How many collections are you able to produce of this sort?

I like to introduce a different version of those collections almost every year, if I can. But we are producing a collection semi-annually of 300 new pieces. Last year it was an Egyptian set with rubies, serpents, and scarabs. The scarabs made their own complete full set. There are some things that I use all the time, though, such as the Byzantium crescent moon.

Tell us: where do your influences and inspirations come from?

Traveling is one of the important resources of your imagination and your inspiration.  Like the “Lips” collection — that came out when I was in China.
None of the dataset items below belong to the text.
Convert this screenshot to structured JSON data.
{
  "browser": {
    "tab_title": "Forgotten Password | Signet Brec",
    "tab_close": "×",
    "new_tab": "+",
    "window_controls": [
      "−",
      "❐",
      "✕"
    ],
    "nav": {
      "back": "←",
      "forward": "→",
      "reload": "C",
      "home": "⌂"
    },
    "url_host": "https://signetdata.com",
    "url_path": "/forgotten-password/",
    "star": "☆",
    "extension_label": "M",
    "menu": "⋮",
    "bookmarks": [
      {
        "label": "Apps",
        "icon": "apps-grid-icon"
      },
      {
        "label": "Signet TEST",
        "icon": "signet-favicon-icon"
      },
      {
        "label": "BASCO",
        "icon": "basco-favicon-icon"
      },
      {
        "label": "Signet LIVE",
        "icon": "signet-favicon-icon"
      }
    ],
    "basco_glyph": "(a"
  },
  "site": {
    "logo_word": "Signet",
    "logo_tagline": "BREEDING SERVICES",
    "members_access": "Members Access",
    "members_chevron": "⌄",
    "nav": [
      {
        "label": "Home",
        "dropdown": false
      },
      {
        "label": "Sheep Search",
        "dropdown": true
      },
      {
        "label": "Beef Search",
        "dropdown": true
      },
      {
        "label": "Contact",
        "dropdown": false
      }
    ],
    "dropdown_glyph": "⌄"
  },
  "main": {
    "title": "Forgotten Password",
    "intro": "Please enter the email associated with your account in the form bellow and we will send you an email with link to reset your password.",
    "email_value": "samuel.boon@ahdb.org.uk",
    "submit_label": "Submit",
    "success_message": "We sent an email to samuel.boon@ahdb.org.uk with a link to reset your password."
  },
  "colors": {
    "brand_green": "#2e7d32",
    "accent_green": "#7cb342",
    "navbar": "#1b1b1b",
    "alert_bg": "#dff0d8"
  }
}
If it comes to my mind, I say, ‘Ok, I will make this collection.’

What was it like growing up in Ankara, one of the oldest cities in the world?

Ankara was, in my time, the university city. There were many students of Middle East Technical University, which was an American University that was very left wing, where so many things started in that university. We were the idealists and were  a ‘looking forward’ kind of generation. When I finished school, which was quite a long time…I didn’t want to leave the school. I studied for nine years. I grew up during the disco years. It was very nice music, in a very nice town, a very forward town, especially for music. I was able to catch the ’66-’67 generation. We were quite up to date, and many things were running around. Music shaped all our lives. Many of my friends opened bars. Four friends of mine opened bars. One of them opened the first American music bar. I had the first Disco bar, and then eventually, I opened a rock and roll bar with live music. It was a small place, but full of people; it gave shape to my thinking. So many people ask me where my taste comes from; it came from those times. It was a wonderful time.

What does it mean to be successful as an artist?

Commercial success, in my opinion, is equal to money. You somehow need to turn some of your products into money, then that shows definitive success. I am not a money person, but this is the reality. As an artist, sentimentally, if she [the customer] is telling me ‘you are doing a good job’ — that is success. All customers, potential customers, or someone that I respect, it doesn’t matter; if they sincerely like what I do, it is success.

I think for me, the idea that the man goes, but the things he makes, his product, stays, measures success. Like when the composer dies, but his music lives, or the artist dies, but his paintings are living. I am quite satisfied with the job I do, especially because it is pure gold. I am confident that some of them will survive for a long, long time. So, you know, one day they will look through the loop and see my signature, and that is my success.